Ironisnya, perayaan yang diklaim sebagai kemerdekaan tersebut merupakan luka abadi bagi bangsa Palestina. Sejarah mencatat, proklamasi Israel oleh David Ben-Gurion pada 1948 dilakukan di atas tanah Palestina yang dirampas, yang memicu peristiwa Nakba—sebuah tragedi pengusiran massal yang membuat jutaan warga Palestina menyandang status pengungsi hingga detik ini.

Pengosongan Paksa dan Dukungan Penguasa

Aksi pengibaran bendera di Al-Aqsa sebenarnya bukan hal baru, namun kini polanya kian sistematis. Jika dulu umat Islam yang berada di sana bisa memprotes dengan pekikan takbir, kini suasana di pelataran masjid justru tampak “hening” yang dipaksakan.

Otoritas keamanan Israel secara bertahap membatasi akses jemaah Muslim dan “membersihkan” jalur yang akan dilalui para pemukim. Langkah ini mendapatkan restu langsung dari Menteri Keamanan Nasional, Itamar Ben-Gvir, yang secara terbuka memfasilitasi pelanggaran status quo tersebut.

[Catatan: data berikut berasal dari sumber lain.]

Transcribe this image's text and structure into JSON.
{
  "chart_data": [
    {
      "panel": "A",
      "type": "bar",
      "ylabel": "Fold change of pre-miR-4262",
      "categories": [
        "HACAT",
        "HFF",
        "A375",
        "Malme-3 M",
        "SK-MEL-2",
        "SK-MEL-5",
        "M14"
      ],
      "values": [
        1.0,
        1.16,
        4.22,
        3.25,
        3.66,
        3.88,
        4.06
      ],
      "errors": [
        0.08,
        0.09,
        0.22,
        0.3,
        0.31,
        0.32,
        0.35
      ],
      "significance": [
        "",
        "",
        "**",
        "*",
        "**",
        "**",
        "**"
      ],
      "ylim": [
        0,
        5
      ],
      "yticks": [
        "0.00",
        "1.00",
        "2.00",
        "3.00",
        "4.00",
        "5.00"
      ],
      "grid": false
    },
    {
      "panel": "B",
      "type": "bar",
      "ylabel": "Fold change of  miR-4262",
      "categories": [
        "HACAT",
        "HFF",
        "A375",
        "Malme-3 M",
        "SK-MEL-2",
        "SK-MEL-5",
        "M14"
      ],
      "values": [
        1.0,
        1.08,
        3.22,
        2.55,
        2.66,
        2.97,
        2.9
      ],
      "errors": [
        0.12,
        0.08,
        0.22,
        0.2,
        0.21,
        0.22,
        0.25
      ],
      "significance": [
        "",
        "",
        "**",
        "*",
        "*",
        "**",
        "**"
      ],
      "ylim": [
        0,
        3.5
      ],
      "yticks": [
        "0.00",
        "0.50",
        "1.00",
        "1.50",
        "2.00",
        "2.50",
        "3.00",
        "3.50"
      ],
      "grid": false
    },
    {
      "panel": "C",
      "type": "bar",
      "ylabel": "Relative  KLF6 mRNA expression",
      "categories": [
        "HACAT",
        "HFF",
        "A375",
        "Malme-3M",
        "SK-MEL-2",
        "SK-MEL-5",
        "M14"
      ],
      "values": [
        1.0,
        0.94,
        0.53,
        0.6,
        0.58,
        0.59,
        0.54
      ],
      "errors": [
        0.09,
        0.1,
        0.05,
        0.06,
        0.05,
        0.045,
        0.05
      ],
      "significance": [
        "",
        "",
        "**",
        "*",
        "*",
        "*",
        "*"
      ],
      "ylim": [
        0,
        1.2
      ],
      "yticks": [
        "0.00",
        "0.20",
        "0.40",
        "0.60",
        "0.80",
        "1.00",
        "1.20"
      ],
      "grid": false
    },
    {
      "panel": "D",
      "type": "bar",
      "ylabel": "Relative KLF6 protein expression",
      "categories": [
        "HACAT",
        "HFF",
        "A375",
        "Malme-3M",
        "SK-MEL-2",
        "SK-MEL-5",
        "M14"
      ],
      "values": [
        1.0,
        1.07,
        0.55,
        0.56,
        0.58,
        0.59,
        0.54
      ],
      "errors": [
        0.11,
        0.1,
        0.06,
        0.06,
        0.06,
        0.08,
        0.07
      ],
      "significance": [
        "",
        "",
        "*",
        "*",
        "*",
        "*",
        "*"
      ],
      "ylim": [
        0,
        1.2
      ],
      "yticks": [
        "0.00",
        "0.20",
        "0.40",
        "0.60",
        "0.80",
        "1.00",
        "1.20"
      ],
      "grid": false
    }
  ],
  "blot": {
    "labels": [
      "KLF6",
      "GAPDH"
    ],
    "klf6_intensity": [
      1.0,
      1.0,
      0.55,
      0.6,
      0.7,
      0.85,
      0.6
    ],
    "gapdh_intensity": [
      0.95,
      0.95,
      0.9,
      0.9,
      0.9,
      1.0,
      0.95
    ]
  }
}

Data Departemen Wakaf Islam menunjukkan tren yang mengerikan. Jumlah pemukim yang menyerbu Al-Aqsa saat perayaan Israel terus menanjak: 474 orang pada 2023, naik menjadi 526 pada 2024, dan mencapai 515 orang pada 2025.

Agenda Terselubung: Menghapus Jejak Islam

Direktur Pusat Internasional Yerusalem, Hassan Khater, menyebut langkah ini sebagai upaya sistematis untuk menghubungkan Al-Aqsa dengan seluruh hari besar nasional Israel, bukan lagi sekadar hari besar keagamaan.

“Mereka tidak hanya merayakan sesaat, tapi melangkah maju untuk mendominasi penuh dan mengisolasi Al-Aqsa dari umat Islam,” ujar Khater kepada Al-Jazeera. Ia menyesalkan sikap dunia Arab dan Islam yang dinilai cenderung diam, sehingga memberikan celah bagi organisasi ekstremis untuk mengeksekusi rencana jangka panjang mereka.

Lebih mengkhawatirkan lagi, kelompok radikal ini mulai menyebarkan video hasil teknologi kecerdasan buatan (AI) yang menggambarkan peledakan Masjidil Aqsa dan pembangunan “Kuil Ketiga” di atas reruntuhannya. Di tengah situasi dunia yang terdistraksi oleh berbagai perang besar, kelompok ini melihat celah emas untuk melakukan tindakan nekat yang tak terduga.

Upaya Merampas Kedaulatan

Berdasarkan data lembaga Al-Quds International, dalam kurun waktu 2024-2025 saja, tercatat lebih dari 506 aksi penyerbuan dengan total keterlibatan 133.722 pemukim. Luar biasanya, sekitar 74% dari total jumlah penyerbu dalam satu dekade terakhir terkonsentrasi hanya pada rentang waktu empat tahun terakhir (2022-2025).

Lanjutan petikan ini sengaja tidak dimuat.